The feds continue to crackdown on pharmacy owners who do not follow applicable regulations. In a recent case, prosecutors accused a pharmacy owner of falsely claiming to be a pharmacist. They state that he was not licensed as a pharmacist and did not have the proper permissions to dispense prescription medications. Yet, they claim he dispensed prescriptions for years including thousands of Oxycodone pills. The feds further claim that the pharmacy owner was able to continue this practice because he had an arrangement with a licensed pharmacist who would visit the pharmacy “sporadically.”
Allegations result in investigation, lead to criminal charges
The government states that these practices led to filing falsified paperwork with a number of agencies including government entities in New York, Medicare, and Medicaid.

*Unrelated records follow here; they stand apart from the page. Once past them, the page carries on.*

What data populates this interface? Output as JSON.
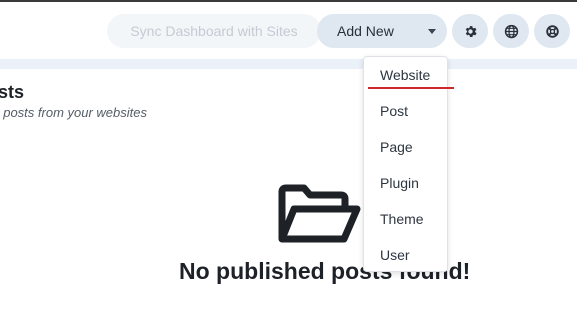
{
  "header": {
    "sync_label": "Sync Dashboard with Sites",
    "add_new_label": "Add New",
    "icons": [
      "gear-icon",
      "globe-icon",
      "lifebuoy-icon"
    ]
  },
  "page": {
    "title": "sts",
    "subtitle": "t posts from your websites"
  },
  "empty_state": {
    "icon": "open-folder-icon",
    "message": "No published posts found!"
  },
  "dropdown": {
    "items": [
      {
        "label": "Website"
      },
      {
        "label": "Post"
      },
      {
        "label": "Page"
      },
      {
        "label": "Plugin"
      },
      {
        "label": "Theme"
      },
      {
        "label": "User"
      }
    ],
    "active_item": "Website",
    "active_color": "#d0262d"
  }
}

Various agencies worked together to gather evidence to build this case, including the United States Department of Health and Human Services Office of Inspector General (HHS-OIG), Drug Enforcement Administration (DEA), Internal Revenue Service (IRS) and New York State Office of the Medicaid Inspector General as well as the New York City Police Department.
Based on evidence gathered by these agencies, the prosecution claims the pharmacy owner’s actions resulted in over $3 million in false claims and potential government losses.
These claims resulted in the government to file charges for a number of crimes including health care fraud conspiracy and distribution of Oxycodone.
Criminal charges lead to prison sentence
Based on these claims, a federal court in Brooklyn sentenced the pharmacy owner to 36 months imprisonment.
This case provides an example of the need for pharmacy owners to make sure their pharmacies are in full compliance with all applicable regulations. A failure to follow these regulations can lead to more than just a fine. As this case showcases, it can also lead to prison time.